= Luys d'Averçó =

Catalan politician, naval financier and man of letters

Luys d'Averçó or Luis de Aversó (c.1350-1412x15) was a Catalan politician, naval financier, and man of letters. His magnum opus, the Torcimany, is one of the most important medieval Catalan-language grammars to modern historians. His name is spelled Lluís d'Averçó or d'Aversó in modern orthography.

Averçó was born to a family of naval shipowners in Barcelona in the middle of the fourteenth century. He continued in the family business and profited from it financially all his life. He appears to be well-trained in law, for he participated in the municipal government of Barcelona throughout his life, being a councillor (conseller) in 1395 and again in 1403. During the interregnum of 1410-12 he was charged by the Parliament of Catalonia with arbitrating some disputes amongst the citizens of Lleida. He later represented Barcelona on a diplomatic mission to Majorca. His diverse interests economic, literary, military, and political brought him favour with the monarchs John I ("the Lover of Elegance") and Martin ("the Humane").

No poems by Averçó survive, though his reputation in the poetic world of his time is undeniable. He and Jaume March II persuaded John I to inaugurate the jocs florals at Barcelona and establish a Consistori de la Gaya Sciènça there. On 20 February 1393 John named Jaume and Averçó the first judges of the Consistori's contests (jocs). On 12 August 1399 their position was reaffirmed by king Martin. Averçó's poetic reputation is further established by his Torcimany, which contain a wealth of information for composing poetry in Catalan.

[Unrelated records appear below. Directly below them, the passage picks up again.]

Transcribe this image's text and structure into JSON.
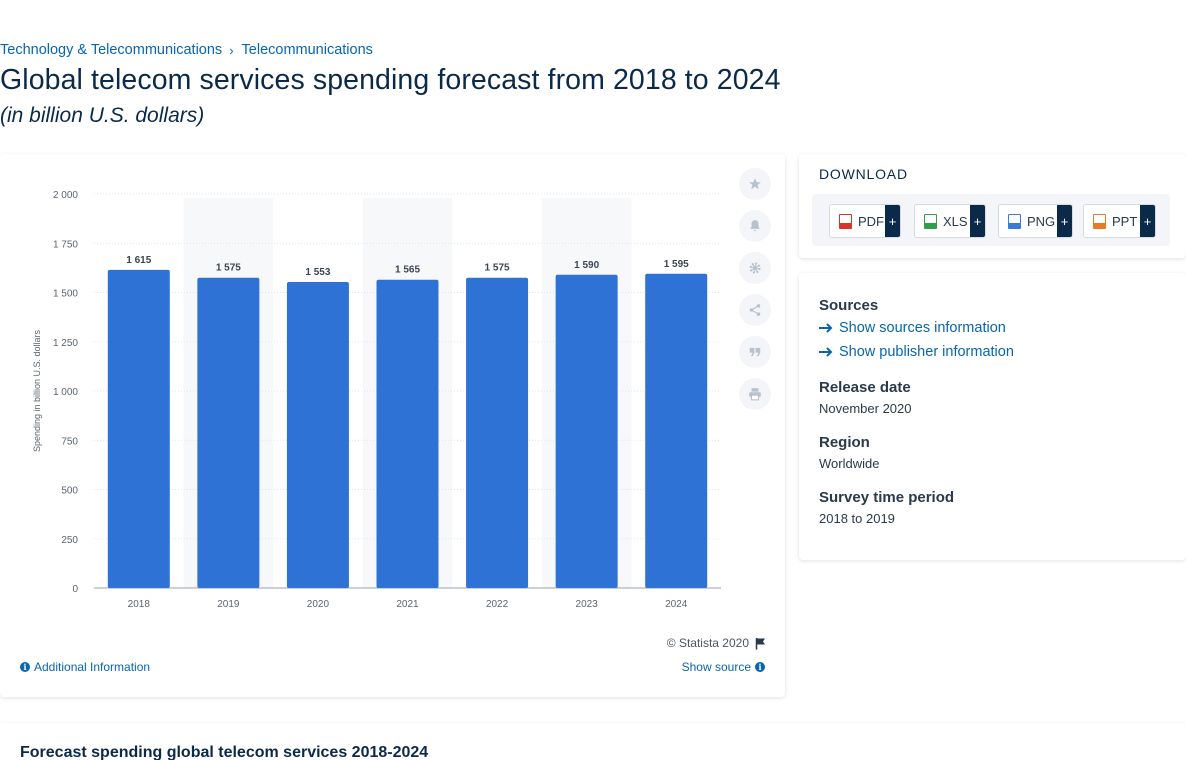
{
  "breadcrumb": {
    "items": [
      "Technology & Telecommunications",
      "Telecommunications"
    ],
    "separator": "›"
  },
  "title": "Global telecom services spending forecast from 2018 to 2024",
  "subtitle": "(in billion U.S. dollars)",
  "chart_data": {
    "type": "bar",
    "title": "",
    "xlabel": "",
    "ylabel": "Spending in billion U.S. dollars",
    "categories": [
      "2018",
      "2019",
      "2020",
      "2021",
      "2022",
      "2023",
      "2024"
    ],
    "values": [
      1615,
      1575,
      1553,
      1565,
      1575,
      1590,
      1595
    ],
    "data_labels": [
      "1 615",
      "1 575",
      "1 553",
      "1 565",
      "1 575",
      "1 590",
      "1 595"
    ],
    "yticks": [
      0,
      250,
      500,
      750,
      1000,
      1250,
      1500,
      1750,
      2000
    ],
    "ytick_labels": [
      "0",
      "250",
      "500",
      "750",
      "1 000",
      "1 250",
      "1 500",
      "1 750",
      "2 000"
    ],
    "ylim": [
      0,
      2000
    ],
    "grid": true,
    "bar_color": "#2f72d6"
  },
  "chart_footer": {
    "copyright": "© Statista 2020",
    "additional_info": "Additional Information",
    "show_source": "Show source"
  },
  "tools": [
    "star-icon",
    "bell-icon",
    "gear-icon",
    "share-icon",
    "quote-icon",
    "print-icon"
  ],
  "download": {
    "title": "DOWNLOAD",
    "buttons": [
      {
        "label": "PDF",
        "color": "#d9332b"
      },
      {
        "label": "XLS",
        "color": "#2e9e4b"
      },
      {
        "label": "PNG",
        "color": "#3a7bd5"
      },
      {
        "label": "PPT",
        "color": "#e87a2c"
      }
    ],
    "plus": "+"
  },
  "meta": {
    "sources_heading": "Sources",
    "show_sources": "Show sources information",
    "show_publisher": "Show publisher information",
    "release_heading": "Release date",
    "release_value": "November 2020",
    "region_heading": "Region",
    "region_value": "Worldwide",
    "period_heading": "Survey time period",
    "period_value": "2018 to 2019"
  },
  "bottom": {
    "title": "Forecast spending global telecom services 2018-2024"
  }
}
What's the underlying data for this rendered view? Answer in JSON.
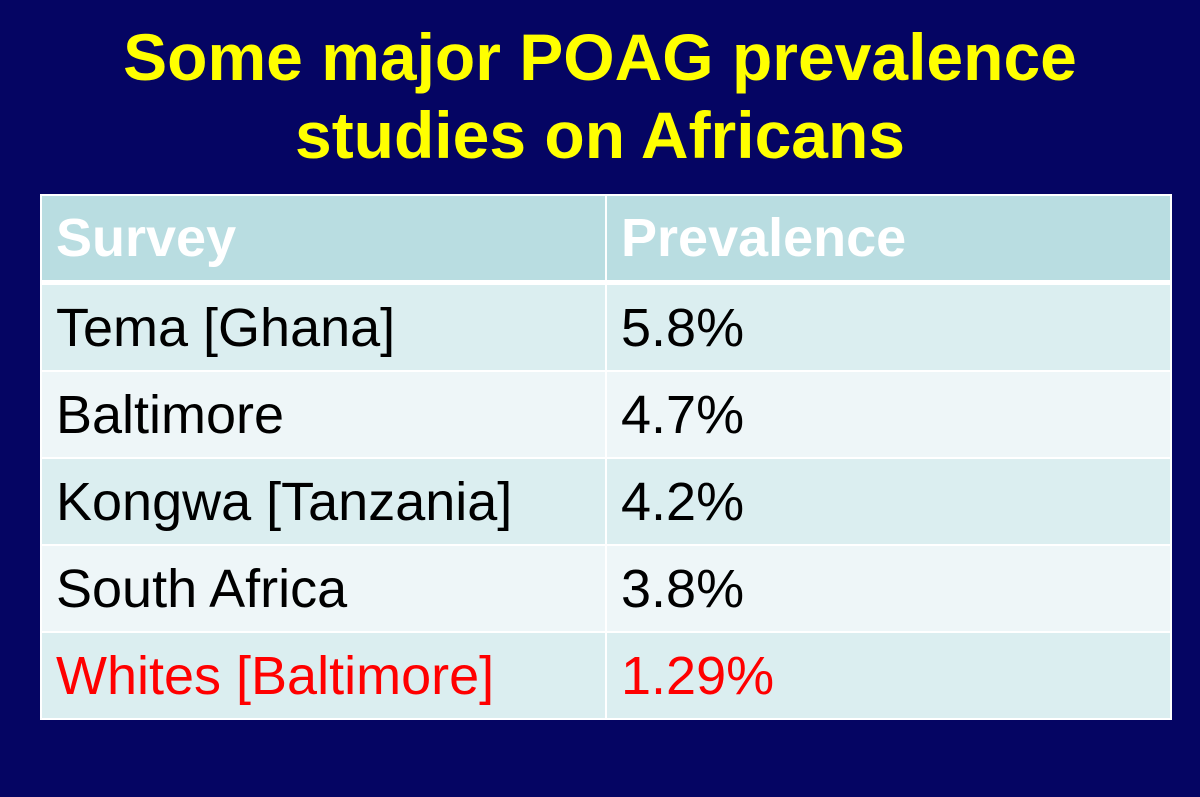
{
  "title": {
    "line1": "Some major POAG prevalence",
    "line2": "studies on Africans"
  },
  "colors": {
    "background": "#050563",
    "title": "#FFFF00",
    "header_fill": "#b9dde1",
    "row_fill_a": "#dbeef0",
    "row_fill_b": "#eef6f8",
    "highlight_text": "#FF0000"
  },
  "table": {
    "headers": [
      "Survey",
      "Prevalence"
    ],
    "rows": [
      {
        "survey": "Tema [Ghana]",
        "prevalence": "5.8%",
        "highlight": false
      },
      {
        "survey": "Baltimore",
        "prevalence": "4.7%",
        "highlight": false
      },
      {
        "survey": "Kongwa [Tanzania]",
        "prevalence": "4.2%",
        "highlight": false
      },
      {
        "survey": "South Africa",
        "prevalence": "3.8%",
        "highlight": false
      },
      {
        "survey": "Whites [Baltimore]",
        "prevalence": "1.29%",
        "highlight": true
      }
    ]
  }
}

Torcimany survives in a single autograph in the library of the Escorial. Its diffusion was almost null, its influence equally so, and its citation nonexistent. Not even Jaume March's Libre de concordances, which served the same purpose—a dictionary of rhymes (diccionari de rimes)—as the appendix of Averçó's Torcimany, shows any evidence of cross-fertilisation or influence. The two poets, who knew each other personally, wrote two similar but independent works. Torcimany cannot be confidently dated beyond the final third of the century. It is divided into three sections, the first on the basic concepts of grammar, the second (del trobar, "on composition") on the genres (dictats) of poetry, and the third on more difficult aspects of grammar and rhetoric, such as compàs (rhythm).

Torcimany is not too different from the Compendi of Joan de Castellnou or the Flors del gay saber of Guilhem Molinier. The dictionary of rhymes with which it ends, however, is unique to it; and Averçó does not appear to have had access to the Donatz proensals of Uc Faidit. He appears to have compiled his dictionary from memory and probably for this reason he includes words that would be difficult to employ in the type of verse he seeks to enable. Generally his words have Catalan endings, but a good portion are clearly Occitan, the language of the troubadours. A few on top of that are Castilian or Aragonese, which he clarifies with their Catalan equivalents. These Castilianisms are also unnecessary for Catalan poetry, but Averçó was fixed upon extending his rhymary.